So we now have our own Jack Bauer, hero of 24. He’s Stephen Harper, ready to take any step against terror, not squeamish like the terrsymps who voted down renewal of preventive arrest and forced testimony in Parliament this week. Oh, wait, we already had our own Jack Bauer: Canadian (and grandson of Tommy Douglas) Kiefer Sutherland, who is Jack Bauer on 24.
Jack doesn’t shrink from extreme measures, like torture. There were 67 torture scenes in his first five seasons. Stephen doesn’t shrink from extreme measures either, like those defeated measures, or from extreme language: “For the first time in history, we have a leader of the opposition who is soft on terrorism.” You’re with him or against him.
24 is so extreme that in the United States, the (real) military and spooks are begging the show to back off because it does more harm than good. The New Yorker reports that a general who is dean at West Point and some interrogators flew to the set to say torture doesn’t work, but the show is influencing U.S. soldiers in Iraq and elsewhere to do it. They want the producers to depict a case where torture “backfires,” like Abu Ghraib, and causes worse terror.
A spook who worked in Iraq said, “I never saw pain produce intelligence,” and he’s seen it all: waterboarding, dogs, sitting on a Humvee’s exhaust pipes. Forget it, said 24 producer Joel Surnow, who hangs with Rush Limbaugh and Dick Cheney. He says he doesn’t believe the experts. He probably saw torture work somewhere, oh yeah, on his own show.
The whole torture debate gets skewed because its justification usually centres around the case of a “ticking bomb” that almost never occurs (the “almost” is generous). Yet on 24, every case of torture is about a ticking bomb, usually nuclear. This season, one has already gone off in the United States and three are ticking as I write.

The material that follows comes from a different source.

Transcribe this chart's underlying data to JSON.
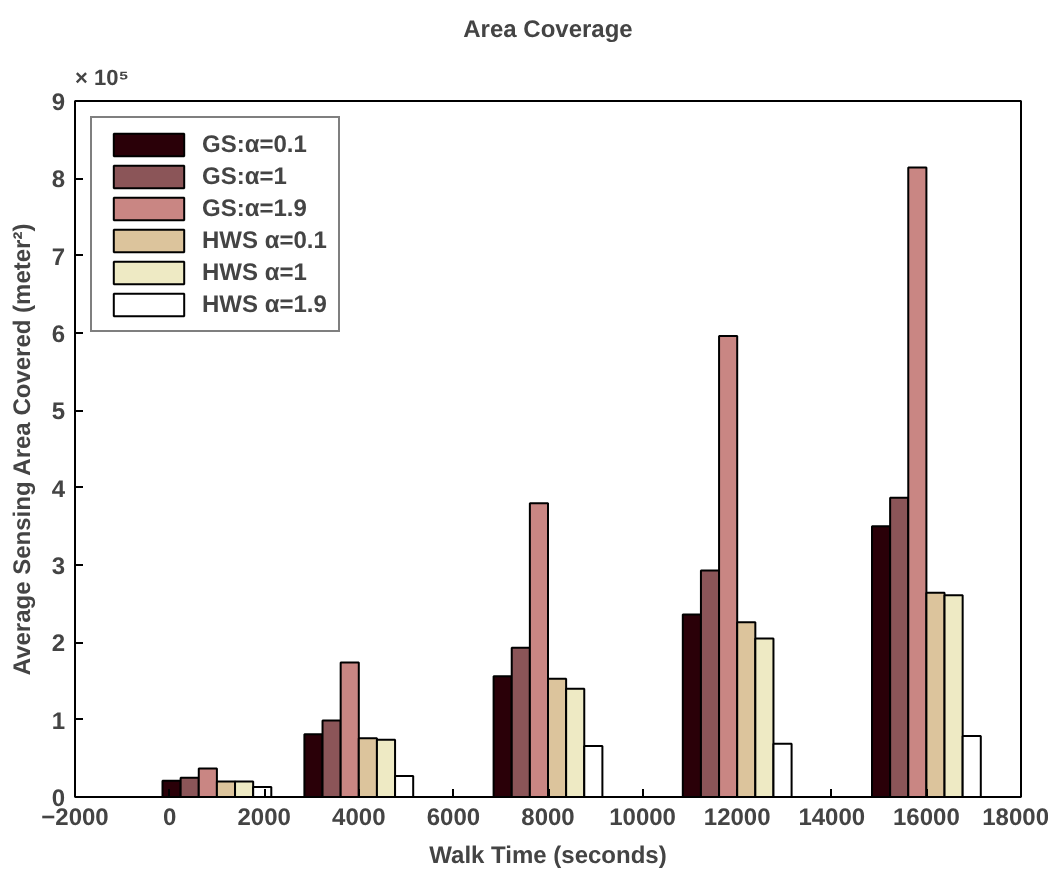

But I confess I don’t like 24. I find its production tacky and low-budget; its plots, repetitive. For the record I speak as a lifelong fan of the espionage genre, going back to I Spy, Callan, The Sandbaggers, 007 and Harry Palmer. I do feel sympathy for Mr. Sutherland, who has often tried to play down the drift of the show by saying anyone who takes it seriously has problems. When the worrywarts include Federal Bureau of Investigation interrogators and generals, his argument starts to sound shaky.
But I didn’t much like the plotline in the House this week either, over renewing those provisions on preventive arrest and coerced testimony. It was widely described as a hard choice between security and civil liberties, a problem of balancing them, etc. NDP Leader Jack Layton said we mustn’t give up the values that distinguish us.

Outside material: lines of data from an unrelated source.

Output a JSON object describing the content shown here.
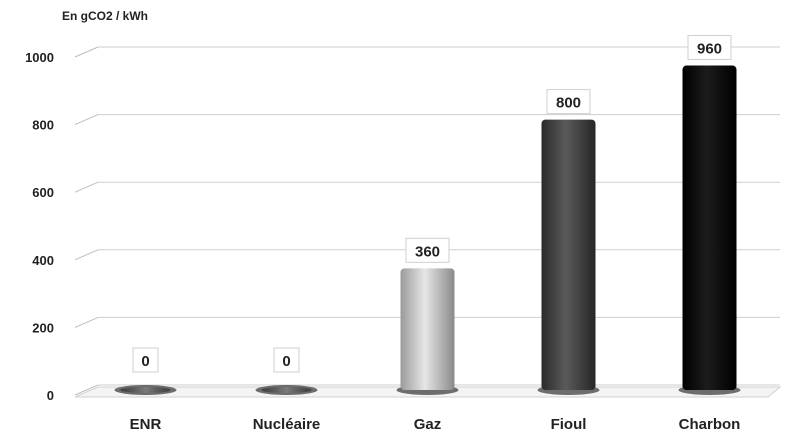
{
  "chart_data": {
    "type": "bar",
    "unit_label": "En gCO2 / kWh",
    "categories": [
      "ENR",
      "Nucléaire",
      "Gaz",
      "Fioul",
      "Charbon"
    ],
    "values": [
      0,
      0,
      360,
      800,
      960
    ],
    "data_labels": [
      "0",
      "0",
      "360",
      "800",
      "960"
    ],
    "colors": [
      "#555555",
      "#555555",
      "#c8c8c8",
      "#444444",
      "#0a0a0a"
    ],
    "ylim": [
      0,
      1000
    ],
    "yticks": [
      "0",
      "200",
      "400",
      "600",
      "800",
      "1000"
    ],
    "grid": true,
    "legend": "none"
  }
}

But there are lots of things that contradict those values. I think economic inequity is at least as vile as torture or preventive arrest. The larger problem with torture, curtailing civil liberties and the whole war on terror is that it doesn’t even work; it makes future terror more likely. What effect do you think Abu Ghraib or the “rendition” of Maher Arar had on recruiting jihadi terrorists, or neutralizing far larger numbers in the Muslim world who won’t become terrorists but may not actively oppose them?
U.S. terrorism maven Peter Bergen, who is not soft on terror, says the war on Iraq increased deaths from Islamic terror sevenfold worldwide by corroborating — his words — “al-Qaeda’s central message”: that the United States is at war with Islam. In this sense, it is Mr. Harper and George W. Bush (and 24‘s producers) who are soft on terror because their notions of combatting it make it ever more likely.
This is the infuriating rub. Mr. Bush gets to feel like a cowboy or whatever he’s doing. Mr. Harper gets to indulge his ideology or his resentment, whatever drives him. And everyone else pays the price. Since 9/11, many thousands have died because of this kind of wrong-headedness and many more will till it all returns to this continent again.
Bin Laden obsessive and former U.S. counterterrorism official Michael Scheuer says a nuclear attack on the United States is now “close to inevitable.” Then we really will need Jack. Not Kiefer, not Stephen. The real Jack. And he’s a fiction.